A woman with a man seated beside her in a Cadillac mouths soundlessly to a street urchin, "Help, get a cop!" One of these three very presently is murdered, and as a result Nero Wolfe delivers himself of his first recorded lecture on crime detection. Even more surprising, Nero and Archie take on a case for the smallest retainer in their history: four dollars and thirty cents.
"The Golden Spiders", Rex Stout introduces a new kind of criminal engaged in a peculiarly contemporary and particularly vicious kind of crime. Nero never had to think faster and Archie never encountered greater perils than in this, undoubtedly one of the very finest novels of detection or our day.
[Wolfe:] "Take Mr. Goodwin. It would be difficult for me to function effectively without him. He is irreplaceable.
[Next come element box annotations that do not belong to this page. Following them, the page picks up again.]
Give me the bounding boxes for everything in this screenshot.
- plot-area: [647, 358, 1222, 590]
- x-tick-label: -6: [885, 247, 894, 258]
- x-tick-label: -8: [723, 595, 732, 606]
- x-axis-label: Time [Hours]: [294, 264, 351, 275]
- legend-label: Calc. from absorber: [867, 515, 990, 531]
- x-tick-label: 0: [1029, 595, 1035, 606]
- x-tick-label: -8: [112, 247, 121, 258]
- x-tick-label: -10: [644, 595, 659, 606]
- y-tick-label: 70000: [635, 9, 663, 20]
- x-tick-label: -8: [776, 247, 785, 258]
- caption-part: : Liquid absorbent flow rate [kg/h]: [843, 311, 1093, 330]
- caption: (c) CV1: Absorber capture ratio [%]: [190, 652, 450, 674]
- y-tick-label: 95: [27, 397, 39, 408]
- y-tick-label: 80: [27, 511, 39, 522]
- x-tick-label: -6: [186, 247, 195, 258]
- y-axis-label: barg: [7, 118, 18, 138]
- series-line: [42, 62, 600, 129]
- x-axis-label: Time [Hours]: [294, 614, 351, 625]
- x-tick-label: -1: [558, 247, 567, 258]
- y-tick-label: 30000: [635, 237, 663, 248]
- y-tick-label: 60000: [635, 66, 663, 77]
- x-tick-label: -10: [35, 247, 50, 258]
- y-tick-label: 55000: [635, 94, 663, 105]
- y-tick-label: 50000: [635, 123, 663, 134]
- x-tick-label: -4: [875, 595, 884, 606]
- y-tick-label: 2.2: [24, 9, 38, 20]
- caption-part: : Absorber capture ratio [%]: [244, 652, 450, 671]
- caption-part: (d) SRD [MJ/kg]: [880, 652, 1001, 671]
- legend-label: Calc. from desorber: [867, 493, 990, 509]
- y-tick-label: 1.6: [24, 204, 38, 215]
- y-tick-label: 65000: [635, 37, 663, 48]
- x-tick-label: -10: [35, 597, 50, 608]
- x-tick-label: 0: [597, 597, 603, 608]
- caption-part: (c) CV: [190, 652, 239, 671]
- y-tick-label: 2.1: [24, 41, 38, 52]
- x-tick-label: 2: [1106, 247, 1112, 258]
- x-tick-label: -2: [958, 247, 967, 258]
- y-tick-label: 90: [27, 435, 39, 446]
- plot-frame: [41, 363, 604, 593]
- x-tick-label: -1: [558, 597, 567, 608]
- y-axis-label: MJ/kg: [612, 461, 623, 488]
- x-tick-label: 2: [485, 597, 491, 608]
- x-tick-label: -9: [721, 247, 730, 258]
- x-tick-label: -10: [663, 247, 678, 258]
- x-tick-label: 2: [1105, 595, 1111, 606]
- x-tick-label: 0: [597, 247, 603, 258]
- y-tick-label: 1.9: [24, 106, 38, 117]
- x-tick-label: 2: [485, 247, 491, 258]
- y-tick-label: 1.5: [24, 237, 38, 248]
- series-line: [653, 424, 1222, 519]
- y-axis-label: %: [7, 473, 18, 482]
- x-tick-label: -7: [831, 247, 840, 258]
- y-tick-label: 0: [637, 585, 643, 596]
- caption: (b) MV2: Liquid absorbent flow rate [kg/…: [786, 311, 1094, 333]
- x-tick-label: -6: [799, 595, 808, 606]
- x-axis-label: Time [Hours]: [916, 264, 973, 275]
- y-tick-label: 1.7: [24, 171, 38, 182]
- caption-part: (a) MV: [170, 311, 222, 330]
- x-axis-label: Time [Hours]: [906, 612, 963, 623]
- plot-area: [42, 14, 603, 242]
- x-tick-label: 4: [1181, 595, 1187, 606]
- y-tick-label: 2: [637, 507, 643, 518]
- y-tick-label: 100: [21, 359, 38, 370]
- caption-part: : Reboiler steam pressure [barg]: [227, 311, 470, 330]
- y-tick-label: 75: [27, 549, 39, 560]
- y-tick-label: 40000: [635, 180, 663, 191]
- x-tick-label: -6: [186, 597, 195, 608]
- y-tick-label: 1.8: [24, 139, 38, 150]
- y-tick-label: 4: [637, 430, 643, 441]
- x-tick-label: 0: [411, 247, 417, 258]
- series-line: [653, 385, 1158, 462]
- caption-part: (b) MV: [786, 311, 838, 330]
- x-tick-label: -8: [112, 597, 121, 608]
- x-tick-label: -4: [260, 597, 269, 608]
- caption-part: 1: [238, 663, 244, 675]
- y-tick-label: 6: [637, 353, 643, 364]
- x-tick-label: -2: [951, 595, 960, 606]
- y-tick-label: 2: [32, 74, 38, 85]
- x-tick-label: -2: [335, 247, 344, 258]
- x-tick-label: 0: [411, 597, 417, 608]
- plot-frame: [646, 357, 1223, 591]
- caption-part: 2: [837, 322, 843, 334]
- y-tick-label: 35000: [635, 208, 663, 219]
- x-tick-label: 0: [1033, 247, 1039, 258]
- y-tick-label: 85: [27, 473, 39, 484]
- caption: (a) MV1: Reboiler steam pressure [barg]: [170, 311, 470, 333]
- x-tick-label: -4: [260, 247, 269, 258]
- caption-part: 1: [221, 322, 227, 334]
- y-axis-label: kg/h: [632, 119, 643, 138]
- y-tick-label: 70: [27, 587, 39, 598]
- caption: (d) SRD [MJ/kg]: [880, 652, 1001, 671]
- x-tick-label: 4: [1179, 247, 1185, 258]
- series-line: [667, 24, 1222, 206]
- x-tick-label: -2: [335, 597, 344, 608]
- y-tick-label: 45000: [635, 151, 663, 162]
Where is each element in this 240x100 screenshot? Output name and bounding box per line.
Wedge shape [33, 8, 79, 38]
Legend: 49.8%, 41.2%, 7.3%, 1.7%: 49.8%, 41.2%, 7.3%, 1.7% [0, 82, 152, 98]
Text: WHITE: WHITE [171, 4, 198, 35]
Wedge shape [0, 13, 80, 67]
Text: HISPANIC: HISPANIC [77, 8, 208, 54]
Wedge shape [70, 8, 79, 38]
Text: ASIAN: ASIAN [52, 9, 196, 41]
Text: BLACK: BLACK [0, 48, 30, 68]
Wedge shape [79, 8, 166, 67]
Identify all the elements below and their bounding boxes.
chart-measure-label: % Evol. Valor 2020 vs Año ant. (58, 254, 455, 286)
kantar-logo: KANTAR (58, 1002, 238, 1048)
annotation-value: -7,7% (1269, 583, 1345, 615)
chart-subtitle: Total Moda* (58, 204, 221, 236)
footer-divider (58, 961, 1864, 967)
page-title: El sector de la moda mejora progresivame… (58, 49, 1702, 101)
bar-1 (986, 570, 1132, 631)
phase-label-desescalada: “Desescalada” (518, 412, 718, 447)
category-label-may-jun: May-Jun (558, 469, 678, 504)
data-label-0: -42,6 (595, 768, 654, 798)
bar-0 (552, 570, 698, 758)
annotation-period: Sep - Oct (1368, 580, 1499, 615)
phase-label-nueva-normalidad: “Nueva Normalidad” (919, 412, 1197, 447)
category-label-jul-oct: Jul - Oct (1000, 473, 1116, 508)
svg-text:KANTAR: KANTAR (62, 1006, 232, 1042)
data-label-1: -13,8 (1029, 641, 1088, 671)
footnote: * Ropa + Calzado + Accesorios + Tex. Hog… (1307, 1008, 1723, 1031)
Yet his actions are largely governed by impulse and caprice, and that would of course incapacitate him for any important task if it were not that he has somewhere concealed in him -- possibly in his brain, though I doubt it -- a powerful and subtle governor." (p. 10)
[Archie:] "Nero Wolfe is investigating the murder ... with his accustomed vigor, skill, and laziness. He will not rest until he gets the bastard or until bedtime, whichever comes first." (p. 39)
A wonderful story, with sinister gangsters and murders popping up everywhere. An alarming scene of Archie torturing one of the aforementioned sinister gangsters. Opens with the wildly funny interview between Wolfe and Pete Drossos (age 12), in which Wolfe describes the art of detecting.